ངོ་འཕྲད་བདེ་བའི་དྲ་འབྲེལ།

གཟའ་ཕུར་བུ། ༢༠༢༤/༠༣/༢༨

Dalai Lama Celebrates 70th Birthday in Exile


Followers of Tibet's exiled spiritual leader, the Dalai Lama, are celebrating his 70th birthday with a day of prayers in the northern Indian city of Dharamsala. The Dalai Lama has lived in India since 1959, when he fled the Chinese invasion of Tibet.

About 10,000 Tibetan refugees, monks and foreign tourists braved pouring rain to gather outside the home of the Dalai Lama in Dharamsala. Traditional dancers greeted the Dalai Lama as he entered a pavilion decorated with Tibetan flags and banners honoring the man many say embodies Tibet's struggle for autonomy.
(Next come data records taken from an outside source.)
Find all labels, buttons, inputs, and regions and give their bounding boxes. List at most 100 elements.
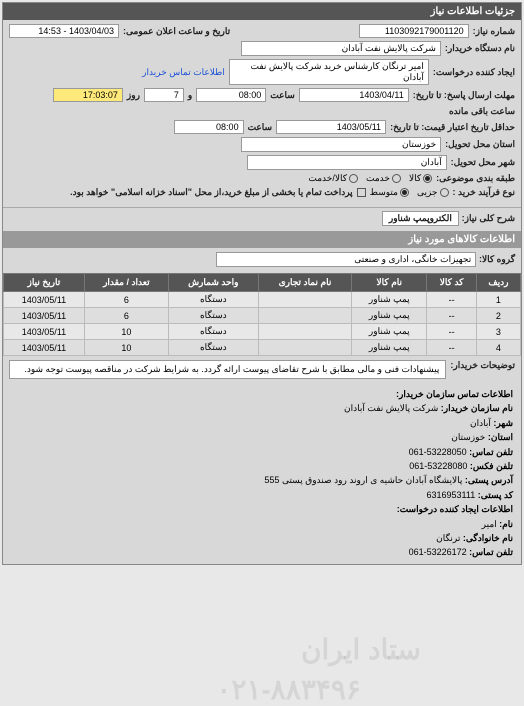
- field-price-time: 08:00: [174, 120, 244, 134]
- val-tel: 53228050-061: [409, 447, 467, 457]
- table-cell: 1: [476, 292, 520, 308]
- table-cell: دستگاه: [168, 340, 258, 356]
- table-cell: 10: [84, 324, 168, 340]
- table-cell: [258, 340, 351, 356]
- label-reply-deadline: مهلت ارسال پاسخ: تا تاریخ:: [413, 90, 515, 101]
- table-row: 1--پمپ شناوردستگاه61403/05/11: [4, 292, 521, 308]
- table-cell: [258, 292, 351, 308]
- section-goods-info: اطلاعات کالاهای مورد نیاز: [3, 231, 521, 248]
- table-header: نام نماد تجاری: [258, 274, 351, 292]
- radio-kala-label: کالا: [409, 173, 421, 184]
- field-province: خوزستان: [241, 137, 441, 152]
- radio-khedmat-label: خدمت: [366, 173, 390, 184]
- table-cell: 1403/05/11: [4, 308, 85, 324]
- val-name: امیر: [482, 519, 497, 529]
- radio-khedmat[interactable]: [392, 174, 401, 183]
- table-cell: [258, 308, 351, 324]
- radio-motevaset[interactable]: [400, 188, 409, 197]
- table-row: 2--پمپ شناور دستگاه61403/05/11: [4, 308, 521, 324]
- label-postal-code: کد پستی:: [478, 490, 513, 500]
- table-cell: دستگاه: [168, 324, 258, 340]
- label-need-no: شماره نیاز:: [473, 26, 515, 37]
- field-price-date: 1403/05/11: [276, 120, 386, 134]
- label-province: استان محل تحویل:: [445, 139, 515, 150]
- label-general-desc: شرح کلی نیاز:: [462, 213, 515, 223]
- label-buyer-notes: توضیحات خریدار:: [450, 360, 515, 371]
- field-reply-time: 08:00: [196, 88, 266, 102]
- table-cell: 2: [476, 308, 520, 324]
- radio-kala[interactable]: [423, 174, 432, 183]
- table-cell: 1403/05/11: [4, 340, 85, 356]
- radio-jozi[interactable]: [440, 188, 449, 197]
- label-payment-note: پرداخت تمام یا بخشی از مبلغ خرید،از محل …: [70, 187, 353, 198]
- val-family: ترنگان: [436, 533, 460, 543]
- watermark-1: ستاد ایران: [301, 633, 421, 666]
- label-va: و: [188, 90, 192, 101]
- label-postal-addr: آدرس پستی:: [465, 475, 513, 485]
- field-buyer-notes: پیشنهادات فنی و مالی مطابق با شرح تقاضای…: [9, 360, 446, 379]
- table-cell: دستگاه: [168, 292, 258, 308]
- table-cell: --: [427, 308, 476, 324]
- table-row: 4--پمپ شناوردستگاه101403/05/11: [4, 340, 521, 356]
- field-public-dt: 1403/04/03 - 14:53: [9, 24, 119, 38]
- label-public-dt: تاریخ و ساعت اعلان عمومی:: [123, 26, 230, 37]
- field-remain: 17:03:07: [53, 88, 123, 102]
- table-cell: 3: [476, 324, 520, 340]
- label-creator: ایجاد کننده درخواست:: [433, 67, 515, 78]
- table-row: 3--پمپ شناوردستگاه101403/05/11: [4, 324, 521, 340]
- field-days: 7: [144, 88, 184, 102]
- table-cell: 6: [84, 292, 168, 308]
- field-goods-group: تجهیزات خانگی، اداری و صنعتی: [216, 252, 476, 267]
- label-buyer-org: نام دستگاه خریدار:: [445, 43, 515, 54]
- table-cell: 1403/05/11: [4, 292, 85, 308]
- field-buyer-org: شرکت پالایش نفت آبادان: [241, 41, 441, 56]
- label-saat-2: ساعت: [248, 122, 273, 133]
- table-cell: پمپ شناور: [352, 308, 427, 324]
- field-creator: امیر ترنگان کارشناس خرید شرکت پالایش نفت…: [229, 59, 429, 85]
- label-name: نام:: [499, 519, 513, 529]
- label-family: نام خانوادگی:: [463, 533, 513, 543]
- field-reply-date: 1403/04/11: [299, 88, 409, 102]
- label-fax: تلفن فکس:: [470, 461, 513, 471]
- label-remain: ساعت باقی مانده: [449, 106, 515, 117]
- val-fax: 53228080-061: [409, 461, 467, 471]
- val-province2: خوزستان: [451, 432, 485, 442]
- val-postal-addr: پالایشگاه آبادان حاشیه ی اروند رود صندوق…: [264, 475, 462, 485]
- table-header: ردیف: [476, 274, 520, 292]
- table-cell: [258, 324, 351, 340]
- table-cell: پمپ شناور: [352, 324, 427, 340]
- label-saat-1: ساعت: [270, 90, 295, 101]
- table-cell: 4: [476, 340, 520, 356]
- label-rooz: روز: [127, 90, 140, 101]
- table-cell: 10: [84, 340, 168, 356]
- label-price-valid: حداقل تاریخ اعتبار قیمت: تا تاریخ:: [390, 122, 515, 133]
- label-tel: تلفن تماس:: [469, 447, 513, 457]
- table-cell: --: [427, 324, 476, 340]
- label-tel2: تلفن تماس:: [469, 547, 513, 557]
- table-header: کد کالا: [427, 274, 476, 292]
- label-process-type: نوع فرآیند خرید :: [453, 187, 516, 198]
- radio-kala-khedmat-label: کالا/خدمت: [308, 173, 347, 184]
- link-buyer-contact[interactable]: اطلاعات تماس خریدار: [142, 67, 225, 78]
- table-cell: --: [427, 340, 476, 356]
- val-postal-code: 6316953111: [427, 490, 476, 500]
- contact-header: اطلاعات تماس سازمان خریدار:: [396, 389, 513, 399]
- requester-header: اطلاعات ایجاد کننده درخواست:: [397, 504, 513, 514]
- table-cell: دستگاه: [168, 308, 258, 324]
- label-city2: شهر:: [493, 418, 513, 428]
- label-category: طبقه بندی موضوعی:: [436, 173, 515, 184]
- watermark-2: ۰۲۱-۸۸۳۴۹۶: [216, 673, 361, 706]
- table-cell: 6: [84, 308, 168, 324]
- table-header: تاریخ نیاز: [4, 274, 85, 292]
- category-radio-group: کالا خدمت کالا/خدمت: [308, 173, 432, 184]
- label-goods-group: گروه کالا:: [479, 254, 515, 264]
- field-general-desc: الکتروپمپ شناور: [382, 211, 459, 226]
- goods-table: ردیفکد کالانام کالانام نماد تجاریواحد شم…: [3, 273, 521, 356]
- process-radio-group: جزیی متوسط: [370, 187, 449, 198]
- radio-kala-khedmat[interactable]: [349, 174, 358, 183]
- panel-title: جزئیات اطلاعات نیاز: [3, 3, 521, 20]
- field-city: آبادان: [247, 155, 447, 170]
- checkbox-payment[interactable]: [357, 188, 366, 197]
- val-city2: آبادان: [470, 418, 491, 428]
- table-cell: --: [427, 292, 476, 308]
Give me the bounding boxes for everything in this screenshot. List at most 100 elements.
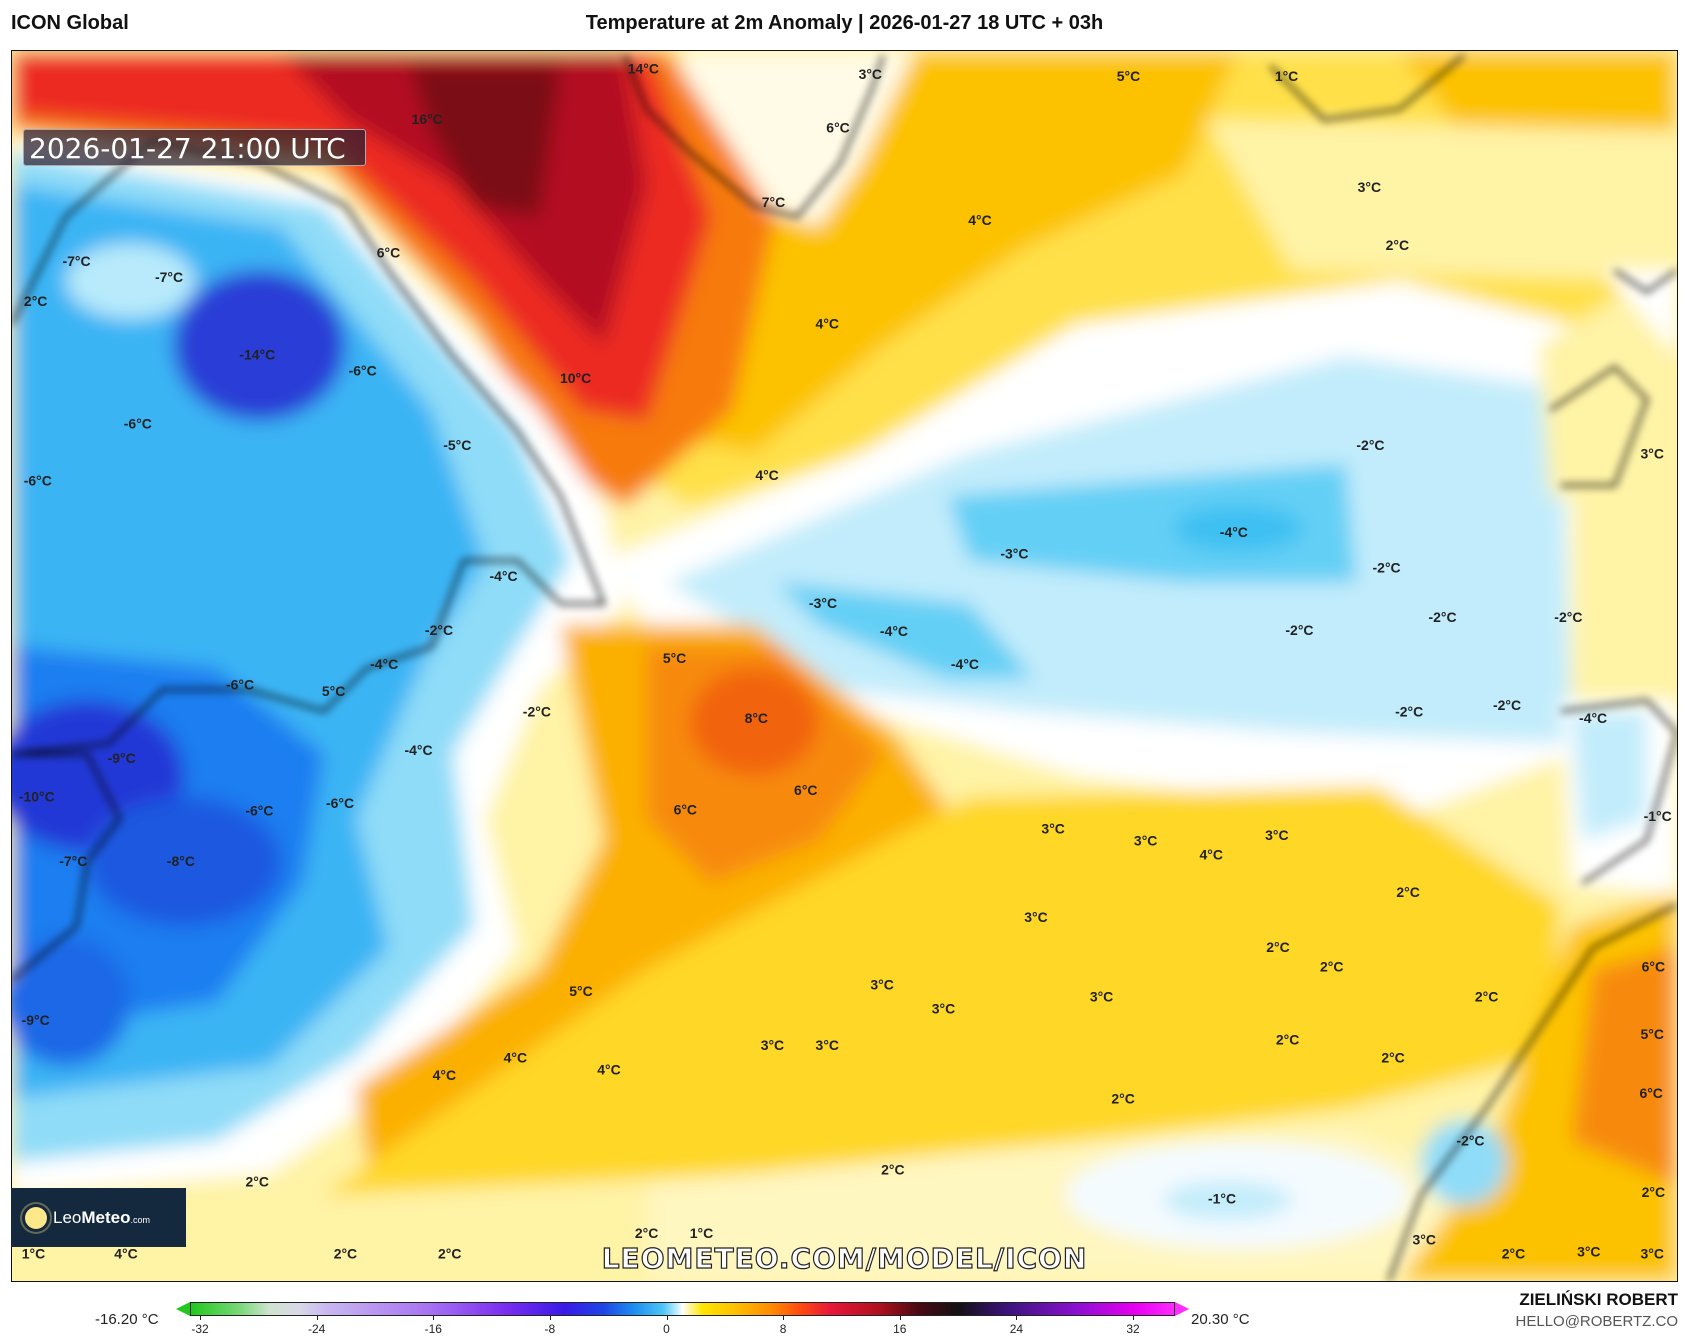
temperature-label: 3°C [932, 1000, 955, 1016]
temperature-label: -10°C [19, 788, 55, 804]
temperature-label: 3°C [1413, 1231, 1436, 1247]
colorbar-tick-label: 0 [663, 1322, 670, 1336]
colorbar-tick-mark [200, 1316, 201, 1320]
temperature-label: -3°C [809, 595, 837, 611]
temperature-label: 3°C [1265, 827, 1288, 843]
temperature-label: 6°C [826, 120, 849, 136]
temperature-label: -2°C [523, 704, 551, 720]
temperature-label: 2°C [635, 1225, 658, 1241]
temperature-label: -7°C [62, 253, 90, 269]
valid-time-stamp: 2026-01-27 21:00 UTC [23, 129, 366, 166]
colorbar-tick-label: 16 [893, 1322, 907, 1336]
temperature-label: 6°C [377, 244, 400, 260]
temperature-field [12, 51, 1677, 1281]
colorbar-tick-mark [316, 1316, 318, 1320]
temperature-label: 6°C [1642, 958, 1665, 974]
logo-name-bold: Meteo [81, 1207, 131, 1227]
colorbar-tick-label: -8 [544, 1322, 556, 1336]
temperature-label: 4°C [755, 467, 778, 483]
temperature-label: 2°C [246, 1173, 269, 1189]
temperature-label: -14°C [239, 347, 275, 363]
temperature-label: 4°C [504, 1050, 527, 1066]
temperature-label: 4°C [114, 1245, 137, 1261]
temperature-label: -2°C [1493, 697, 1521, 713]
temperature-label: 8°C [745, 710, 768, 726]
temperature-label: -6°C [24, 472, 52, 488]
temperature-label: -6°C [245, 802, 273, 818]
temperature-labels: 16°C 14°C 3°C 6°C 7°C 5°C 1°C 3°C 2°C 4°C 4°C 10°C 4… [19, 61, 1672, 1262]
colorbar-max-label: 20.30 °C [1191, 1311, 1250, 1328]
temperature-label: 5°C [322, 683, 345, 699]
temperature-label: -1°C [1644, 808, 1672, 824]
temperature-label: -5°C [443, 437, 471, 453]
temperature-label: 4°C [433, 1067, 456, 1083]
temperature-label: 16°C [412, 111, 443, 127]
temperature-label: 1°C [690, 1225, 713, 1241]
temperature-label: 4°C [816, 315, 839, 331]
temperature-label: 6°C [674, 801, 697, 817]
temperature-label: 3°C [761, 1037, 784, 1053]
temperature-label: 2°C [438, 1245, 461, 1261]
temperature-label: 3°C [1024, 909, 1047, 925]
temperature-label: 2°C [1266, 939, 1289, 955]
colorbar-tick-mark [899, 1316, 901, 1320]
colorbar-tick-label: -16 [424, 1322, 442, 1336]
temperature-label: -3°C [1000, 545, 1028, 561]
temperature-label: -9°C [22, 1012, 50, 1028]
colorbar-tick-label: 24 [1009, 1322, 1024, 1336]
temperature-label: 2°C [1396, 884, 1419, 900]
temperature-label: 1°C [1275, 68, 1298, 84]
temperature-label: 3°C [1134, 833, 1157, 849]
temperature-label: -7°C [59, 853, 87, 869]
temperature-label: 14°C [628, 61, 659, 77]
colorbar-tick-label: -32 [191, 1322, 209, 1336]
leometeo-logo[interactable]: LeoMeteo.com [11, 1188, 186, 1247]
temperature-label: -4°C [1579, 710, 1607, 726]
temperature-label: 2°C [1475, 988, 1498, 1004]
temperature-label: 2°C [1320, 958, 1343, 974]
temperature-label: 3°C [1090, 988, 1113, 1004]
author-email[interactable]: HELLO@ROBERTZ.CO [1515, 1313, 1678, 1330]
temperature-label: -6°C [349, 363, 377, 379]
temperature-label: 3°C [1577, 1243, 1600, 1259]
colorbar-tick-mark [666, 1316, 668, 1320]
temperature-label: -1°C [1208, 1191, 1236, 1207]
temperature-label: 2°C [1502, 1245, 1525, 1261]
temperature-label: 2°C [1111, 1091, 1134, 1107]
temperature-label: -4°C [880, 623, 908, 639]
temperature-label: 5°C [1641, 1026, 1664, 1042]
temperature-label: 4°C [968, 212, 991, 228]
temperature-label: 2°C [24, 293, 47, 309]
temperature-label: 5°C [569, 983, 592, 999]
temperature-label: -4°C [489, 568, 517, 584]
temperature-label: -2°C [1456, 1133, 1484, 1149]
temperature-label: -2°C [1428, 609, 1456, 625]
logo-suffix: .com [130, 1214, 151, 1225]
temperature-label: 2°C [334, 1245, 357, 1261]
temperature-label: -7°C [155, 269, 183, 285]
temperature-label: 4°C [597, 1062, 620, 1078]
temperature-label: -2°C [1356, 437, 1384, 453]
temperature-label: -8°C [167, 853, 195, 869]
colorbar-tick-mark [1133, 1316, 1134, 1320]
temperature-label: 2°C [1381, 1050, 1404, 1066]
temperature-label: -4°C [1220, 524, 1248, 540]
sun-icon [25, 1206, 47, 1229]
temperature-label: 4°C [1200, 847, 1223, 863]
colorbar-tick-mark [1016, 1316, 1018, 1320]
colorbar-tick-mark [783, 1316, 785, 1320]
temperature-label: 3°C [1641, 1245, 1664, 1261]
temperature-label: 2°C [1276, 1031, 1299, 1047]
temperature-label: 3°C [1358, 179, 1381, 195]
temperature-label: 6°C [794, 782, 817, 798]
temperature-label: 10°C [560, 370, 591, 386]
logo-name-light: Leo [53, 1207, 82, 1227]
temperature-label: -2°C [1554, 609, 1582, 625]
temperature-label: 3°C [1641, 445, 1664, 461]
temperature-label: -6°C [226, 677, 254, 693]
temperature-label: -4°C [951, 656, 979, 672]
temperature-label: -4°C [370, 656, 398, 672]
temperature-label: 3°C [816, 1037, 839, 1053]
colorbar-tick-mark [549, 1316, 551, 1320]
temperature-anomaly-map: 16°C 14°C 3°C 6°C 7°C 5°C 1°C 3°C 2°C 4°C 4°C 10°C 4… [11, 50, 1678, 1282]
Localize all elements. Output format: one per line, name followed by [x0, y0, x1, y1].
The Dalai Lama told those gathered that every day can be used to accomplish something positive. He also pledged that as long as he lives, he will continue to work in service of others.

A Nobel Peace Prize winner, the Dalai Lama is the unofficial head of Tibet's exiled government, which he helped found after fleeing the Chinese invasion of Tibet in 1959. Since then, tens of thousands of Tibetans have followed him to India, fleeing what they say is Chinese repression and human rights abuses.

The Dalai Lama spent decades campaigning for Tibet's independence from China, which he maintains can be achieved through peaceful means. But in recent years, the exiled government has dropped its independence demand in favor of simply winning Tibet greater autonomy within China.

The Dalai Lama says he still hopes to return to his homeland. But that may not be possible.

Speaking in Beijing Wednesday, Chinese Foreign Ministry spokesman Liu Jianchao reiterated China's stance.

He said, Beijing has not changed its position. It has clear requirements. The Dalai Lama must clearly and publicly recognize Tibet as an inseparable part of China and Taiwan as an inseparable part of China and abandon so-called Tibet independence activities. Only then can the central government hold discussions on the issues of his personal fate or future.

Periodic talks between Chinese and Tibetan leaders have so far failed to bring any real results.

The exiled government has also charged that Beijing has undertaken cultural genocide in Tibet, by bringing about the migration of tens of thousands of ethnic Han Chinese to the region, tearing down historic buildings, and preventing the study of Tibetan history and language in schools.

The Dalai Lama is enormously popular in Dharamsala and throughout Tibet. Two more days of celebrations are expected to mark the Dalai Lama's birthday.